The USA Today had an interesting article on teachers/schools/districts manipulating/cheating on student test scores in various ways…http://www.usatoday.com/news/education/2011-03-06-school-testing_N.htm?loc=interstitialskip.
Apparently, multiple research studies in different states have been conducted revealing that statistically improbable test score improvements at certain schools or in certain classes occasionally occur that look awfully fishy and would be almost impossible to achieve in reality – thereby raising “red flags” and the question of impropriety. However, I could have told those researchers that education statistics should often be taken with a grain of salt based on my very minimal and brief experience working at an educational non-profit and as a teacher – no expensive research projects needed. Education statistics are all too often a load of garbage and can be manipulated in a variety of ways (like most other kinds of statistics, come to think of it).

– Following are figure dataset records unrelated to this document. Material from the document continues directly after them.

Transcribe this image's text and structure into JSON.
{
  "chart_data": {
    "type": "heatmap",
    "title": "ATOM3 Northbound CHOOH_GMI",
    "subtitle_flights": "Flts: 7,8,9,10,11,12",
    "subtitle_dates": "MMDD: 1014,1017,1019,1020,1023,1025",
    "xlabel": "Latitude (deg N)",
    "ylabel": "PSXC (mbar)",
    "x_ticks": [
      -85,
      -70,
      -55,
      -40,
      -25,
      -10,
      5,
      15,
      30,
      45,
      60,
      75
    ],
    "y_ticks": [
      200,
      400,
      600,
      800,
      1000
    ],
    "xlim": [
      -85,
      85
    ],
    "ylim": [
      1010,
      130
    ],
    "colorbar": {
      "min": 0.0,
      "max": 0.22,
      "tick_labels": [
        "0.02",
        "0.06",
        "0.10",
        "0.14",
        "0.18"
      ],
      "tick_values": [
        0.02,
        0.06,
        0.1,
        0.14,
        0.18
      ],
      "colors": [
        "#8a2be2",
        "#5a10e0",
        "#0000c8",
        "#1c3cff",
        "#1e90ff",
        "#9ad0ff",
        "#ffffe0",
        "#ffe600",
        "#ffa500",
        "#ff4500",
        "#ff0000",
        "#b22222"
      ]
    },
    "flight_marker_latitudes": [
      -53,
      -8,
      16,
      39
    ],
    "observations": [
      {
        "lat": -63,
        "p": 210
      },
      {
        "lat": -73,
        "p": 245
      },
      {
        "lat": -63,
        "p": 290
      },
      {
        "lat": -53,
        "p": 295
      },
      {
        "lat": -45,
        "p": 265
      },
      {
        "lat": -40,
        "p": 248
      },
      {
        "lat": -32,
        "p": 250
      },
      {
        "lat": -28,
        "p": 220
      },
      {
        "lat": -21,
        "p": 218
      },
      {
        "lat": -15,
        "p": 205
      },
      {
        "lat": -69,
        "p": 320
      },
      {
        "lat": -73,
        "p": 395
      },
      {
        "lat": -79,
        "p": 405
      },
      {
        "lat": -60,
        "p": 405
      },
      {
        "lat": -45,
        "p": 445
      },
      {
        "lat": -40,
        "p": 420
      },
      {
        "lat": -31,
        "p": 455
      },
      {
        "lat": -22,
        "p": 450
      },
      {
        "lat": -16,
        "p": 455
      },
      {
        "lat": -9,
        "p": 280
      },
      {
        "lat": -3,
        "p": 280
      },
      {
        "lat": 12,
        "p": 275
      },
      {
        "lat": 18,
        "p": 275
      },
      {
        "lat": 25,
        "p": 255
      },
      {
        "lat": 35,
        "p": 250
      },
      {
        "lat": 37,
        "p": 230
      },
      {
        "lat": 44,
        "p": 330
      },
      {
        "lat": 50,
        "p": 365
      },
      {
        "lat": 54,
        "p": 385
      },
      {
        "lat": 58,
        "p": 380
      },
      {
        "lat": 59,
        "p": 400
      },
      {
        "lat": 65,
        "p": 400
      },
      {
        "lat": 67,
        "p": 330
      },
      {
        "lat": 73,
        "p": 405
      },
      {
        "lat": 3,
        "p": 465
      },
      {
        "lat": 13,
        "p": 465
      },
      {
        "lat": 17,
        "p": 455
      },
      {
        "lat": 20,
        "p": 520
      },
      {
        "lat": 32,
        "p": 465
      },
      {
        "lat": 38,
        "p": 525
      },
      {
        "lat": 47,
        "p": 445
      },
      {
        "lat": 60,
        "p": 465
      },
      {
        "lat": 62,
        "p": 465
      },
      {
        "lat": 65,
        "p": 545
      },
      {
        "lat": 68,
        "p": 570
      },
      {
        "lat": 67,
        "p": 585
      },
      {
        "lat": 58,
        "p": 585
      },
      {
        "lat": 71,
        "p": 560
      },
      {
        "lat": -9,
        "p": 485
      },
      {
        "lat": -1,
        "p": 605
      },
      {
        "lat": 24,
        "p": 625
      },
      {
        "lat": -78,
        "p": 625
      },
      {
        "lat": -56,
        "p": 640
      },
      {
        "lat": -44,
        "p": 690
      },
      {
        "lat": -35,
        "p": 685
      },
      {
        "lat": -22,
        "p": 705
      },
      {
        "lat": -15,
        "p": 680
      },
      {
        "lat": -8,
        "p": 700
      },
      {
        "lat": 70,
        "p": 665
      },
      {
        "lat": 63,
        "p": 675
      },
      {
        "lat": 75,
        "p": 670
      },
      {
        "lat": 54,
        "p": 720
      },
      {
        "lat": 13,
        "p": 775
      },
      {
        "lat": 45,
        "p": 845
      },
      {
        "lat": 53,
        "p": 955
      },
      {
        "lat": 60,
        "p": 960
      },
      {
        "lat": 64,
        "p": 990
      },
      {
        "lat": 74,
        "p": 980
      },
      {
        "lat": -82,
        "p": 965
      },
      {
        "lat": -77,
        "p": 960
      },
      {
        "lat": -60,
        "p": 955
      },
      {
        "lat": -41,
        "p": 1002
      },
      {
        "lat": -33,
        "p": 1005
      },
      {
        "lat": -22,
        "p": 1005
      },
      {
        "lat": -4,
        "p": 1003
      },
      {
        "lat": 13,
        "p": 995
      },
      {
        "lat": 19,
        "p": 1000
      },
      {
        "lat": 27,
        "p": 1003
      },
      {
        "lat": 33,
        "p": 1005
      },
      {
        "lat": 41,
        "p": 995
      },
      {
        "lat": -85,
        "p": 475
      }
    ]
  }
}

Whether it is teachers making up baseline test scores, tests being conducted in non-standardized environments (e.g. students get a different length of time to take pre vs. post-tests, students’ attitudes are different on the Friday before winter break vs. the Monday of the second week of school, etc.), or the more blatant ways of “cheating” (e.g. teachers giving students the exact answers to test questions on study guides, administrators going back and correcting student answers, etc.), all sorts of inconsistencies and outside factors come into play when analyzing education statistics.
This is only one reason of many why I think it is silly and misguided to tie teachers’ salaries to students’ test scores, hand out funding to schools based solely on test score improvements, etc., etc. – the pressure to cheat or fake or manipulate or bend or fudge education statistics only increases when these added ‘incentives’ or ‘dis-incentives’ are thrown into the equation.